When someone says "Criminal law may have been broken" I automatically discount their opinions and question their command of the facts.  When someone specifies "criminal" law as being broken they are trying to amp the psychological impact of their apparently rhetorical argument.  They assume that humans will naturally take them more seriously if they note that "criminal" law has been broken.  I find the command to make a value judgement implied by this addition to be offensive.  Criminally so, maybe.
And that brings me to my second point.  While the rhetorical wizard may upon occassion demonstrate the exception that makes the rule, thus breaking the "criminal" law of discourse, this person will never modify the phrase with "may have".  Why, the person that makes such a modification might have sawdust for brains.  They might be sixth grade dropouts with an intellectual inferiorty complex trying to drum up their self esteem with what they consider to be two dollar language whilst simultaneously drumming up your blood pressure and outrage.  These people might possibly lead such sad lives inside their own heads that one might be considered to have acted appropriately in pitying these sad sad people.  Maybe.
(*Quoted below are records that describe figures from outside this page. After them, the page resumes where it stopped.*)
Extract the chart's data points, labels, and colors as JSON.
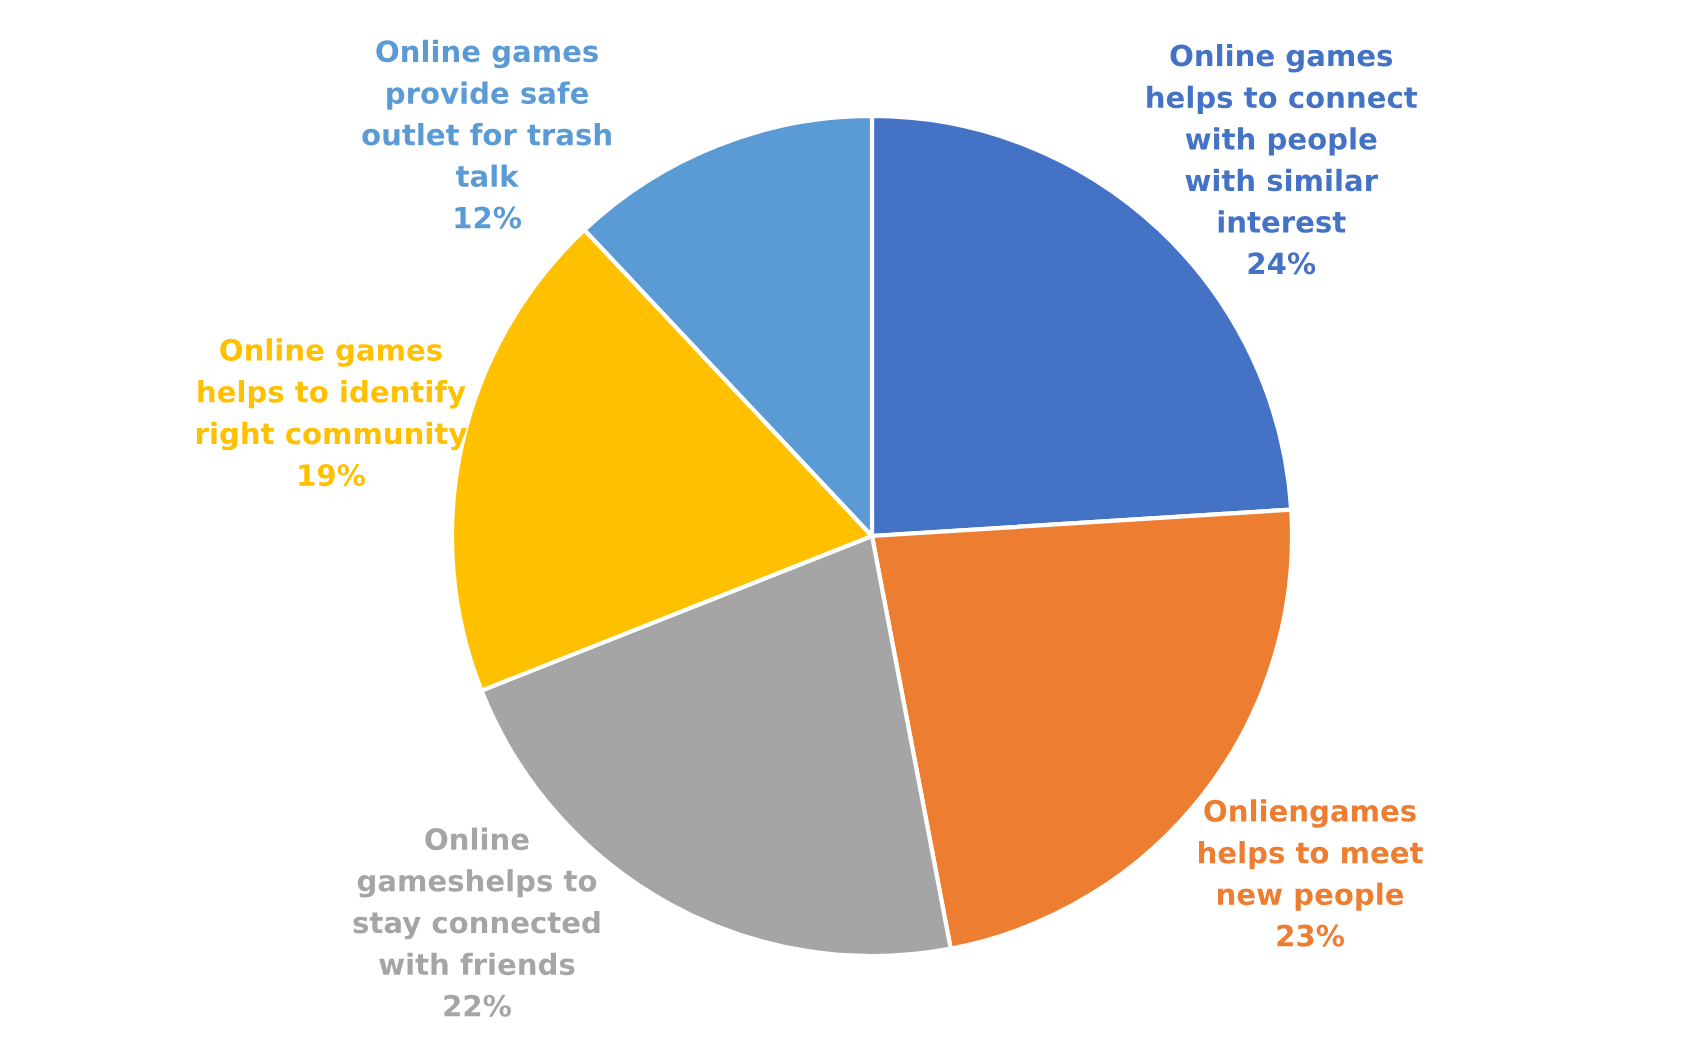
{
  "chart_data": {
    "type": "pie",
    "categories": [
      "Online games\nhelps to connect\nwith people\nwith similar\ninterest",
      "Onliengames\nhelps to meet\nnew people",
      "Online\ngameshelps to\nstay connected\nwith friends",
      "Online games\nhelps to identify\nright community",
      "Online games\nprovide safe\noutlet for trash\ntalk"
    ],
    "values": [
      24,
      23,
      22,
      19,
      12
    ],
    "value_labels": [
      "24%",
      "23%",
      "22%",
      "19%",
      "12%"
    ],
    "colors": [
      "#4472c4",
      "#ed7d31",
      "#a5a5a5",
      "#ffc000",
      "#5b9bd5"
    ],
    "legend": false
  }
}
Criminal law may have been broken and other untoward acts may have been committed.  What other kinds of unethical or criminal things might have happened? 
Yeah.  He thinks he just blew your minds wide open.  In reality, all but a few are offended at the lack of effort.  To assume that one can say any uncreative thing that pops into one’s head with the addition of hedge words like may have is just plain rude.  Maybe that’s enough of a down home expression that it might carry some weight with that person.  You heard it here.  The Mayhaps Argument is quite rude.
Senator James Inhoffe, professional speaker of words, makes a mockery of the grand tradition of his chosen profession. 
When there is a hall dedicated to statues of people who have held your station in life, it behooves you to at the least mislead cleverly with a certain professional level of skill.